Warden Harvey says almost all the other visitors to death row are either
family members or lawyers involved with the inmates' appeals -- in other
words, people with an obligation to honor blood ties or serve the legal
system. A volunteer to the prison chaplain is, almost by definition, meant
to be a friendly presence in a bleak place.

Finally, there is the fact that while the law allows society to execute
these four women for their crimes, it doesn't also demand that they die
friendless. "One of the things Miz King has figured out is that the
punishment is being sentenced to death, and it's not for her to judge,"
Harvey says. "That's already been done."

Perhaps the most remarkable thing is that "Miz King" has done exactly
that: not judged.

Loving the sinner

That refusal to judge is a tough thing, sometimes even for death-penalty
opponents. That most famous of activists -- Sister Helen Prejean, who
chronicled her relationship with death-row killers in the book "Dead Man
Walking" -- found herself shaken by the brutality of the crimes that
condemned the men to death. One of the victims, a young woman who was
raped and viciously murdered, "was all alone in the darkness of the woods
with these two savage people, who were not acting in a human way," Prejean
once told a television interviewer. "Who were completely unresponsive in a
human way. It must have been so terrifying."

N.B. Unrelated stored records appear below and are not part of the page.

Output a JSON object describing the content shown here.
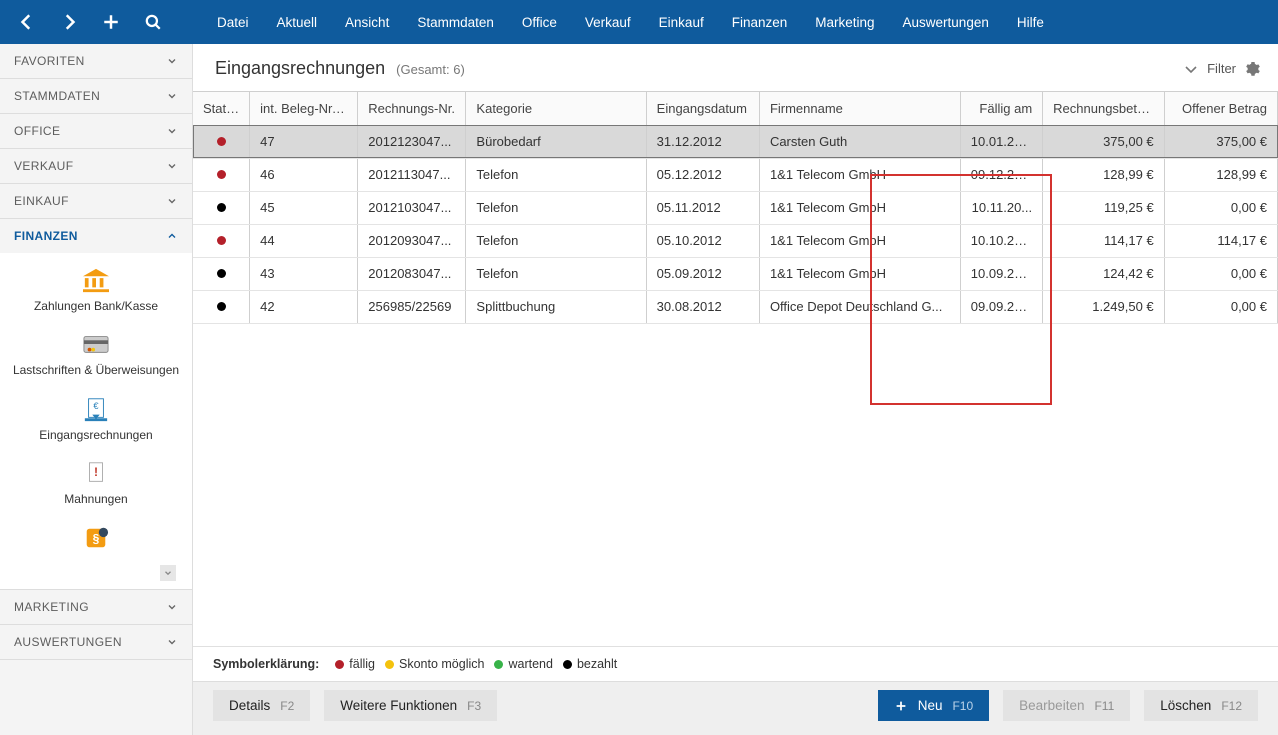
{
  "menu": [
    "Datei",
    "Aktuell",
    "Ansicht",
    "Stammdaten",
    "Office",
    "Verkauf",
    "Einkauf",
    "Finanzen",
    "Marketing",
    "Auswertungen",
    "Hilfe"
  ],
  "sidebar": {
    "sections": [
      {
        "label": "FAVORITEN",
        "expanded": false
      },
      {
        "label": "STAMMDATEN",
        "expanded": false
      },
      {
        "label": "OFFICE",
        "expanded": false
      },
      {
        "label": "VERKAUF",
        "expanded": false
      },
      {
        "label": "EINKAUF",
        "expanded": false
      },
      {
        "label": "FINANZEN",
        "expanded": true,
        "items": [
          {
            "label": "Zahlungen Bank/Kasse",
            "icon": "bank"
          },
          {
            "label": "Lastschriften & Überweisungen",
            "icon": "card"
          },
          {
            "label": "Eingangsrechnungen",
            "icon": "invoice-in"
          },
          {
            "label": "Mahnungen",
            "icon": "warning-doc"
          },
          {
            "label": "",
            "icon": "paragraph"
          }
        ]
      },
      {
        "label": "MARKETING",
        "expanded": false
      },
      {
        "label": "AUSWERTUNGEN",
        "expanded": false
      }
    ]
  },
  "page": {
    "title": "Eingangsrechnungen",
    "count_label": "(Gesamt: 6)",
    "filter_label": "Filter"
  },
  "table": {
    "columns": [
      "Status",
      "int. Beleg-Nr.",
      "Rechnungs-Nr.",
      "Kategorie",
      "Eingangsdatum",
      "Firmenname",
      "Fällig am",
      "Rechnungsbetrag",
      "Offener Betrag"
    ],
    "sort_column": 1,
    "highlight_column": 3,
    "rows": [
      {
        "selected": true,
        "status": "red",
        "beleg": "47",
        "rnr": "2012123047...",
        "kat": "Bürobedarf",
        "edat": "31.12.2012",
        "firma": "Carsten Guth",
        "faellig": "10.01.20...",
        "betrag": "375,00 €",
        "offen": "375,00 €"
      },
      {
        "status": "red",
        "beleg": "46",
        "rnr": "2012113047...",
        "kat": "Telefon",
        "edat": "05.12.2012",
        "firma": "1&1 Telecom GmbH",
        "faellig": "09.12.20...",
        "betrag": "128,99 €",
        "offen": "128,99 €"
      },
      {
        "status": "black",
        "beleg": "45",
        "rnr": "2012103047...",
        "kat": "Telefon",
        "edat": "05.11.2012",
        "firma": "1&1 Telecom GmbH",
        "faellig": "10.11.20...",
        "betrag": "119,25 €",
        "offen": "0,00 €"
      },
      {
        "status": "red",
        "beleg": "44",
        "rnr": "2012093047...",
        "kat": "Telefon",
        "edat": "05.10.2012",
        "firma": "1&1 Telecom GmbH",
        "faellig": "10.10.20...",
        "betrag": "114,17 €",
        "offen": "114,17 €"
      },
      {
        "status": "black",
        "beleg": "43",
        "rnr": "2012083047...",
        "kat": "Telefon",
        "edat": "05.09.2012",
        "firma": "1&1 Telecom GmbH",
        "faellig": "10.09.20...",
        "betrag": "124,42 €",
        "offen": "0,00 €"
      },
      {
        "status": "black",
        "beleg": "42",
        "rnr": "256985/22569",
        "kat": "Splittbuchung",
        "edat": "30.08.2012",
        "firma": "Office Depot Deutschland G...",
        "faellig": "09.09.20...",
        "betrag": "1.249,50 €",
        "offen": "0,00 €"
      }
    ]
  },
  "legend": {
    "title": "Symbolerklärung:",
    "items": [
      {
        "color": "red",
        "label": "fällig"
      },
      {
        "color": "yellow",
        "label": "Skonto möglich"
      },
      {
        "color": "green",
        "label": "wartend"
      },
      {
        "color": "black",
        "label": "bezahlt"
      }
    ]
  },
  "footer": {
    "details": {
      "label": "Details",
      "shortcut": "F2"
    },
    "more": {
      "label": "Weitere Funktionen",
      "shortcut": "F3"
    },
    "new": {
      "label": "Neu",
      "shortcut": "F10"
    },
    "edit": {
      "label": "Bearbeiten",
      "shortcut": "F11"
    },
    "delete": {
      "label": "Löschen",
      "shortcut": "F12"
    }
  }
}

John Strange, communications director for Carrboro-based People of Faith
Against the Death Penalty, which gave King its 2005 Community Service
Award, also understands the challenge in loving the sinner in such
horrific cases. The less you know about the specifics of a crime, the less
likely it is that your opposition to the death penalty will waver.
"Forgiveness is one of the most difficult things that humans are called to
do," he says. Knowing details only makes it harder.

Strange, long an opponent of the death penalty, only recently started
writing to a death-row inmate.

In King's case, the topic just doesn't come up. "We don't ever talk about
their crimes," she says. The events that sent the four women to death row
are between them and the juries; between them and the appeals court; and
between them and God. King feels no need to insert herself into the legal
and moral algebra of the equation. Justice and divine forgiveness are
wrought by others. King brings acceptance to the table.

"You can't love somebody and minister to somebody, then say, 'I won't go
beyond this point,'" King says.

She wants only one thing out of this deal: She wants to die first.

"If God is truly good and gracious, I will go before them," she says.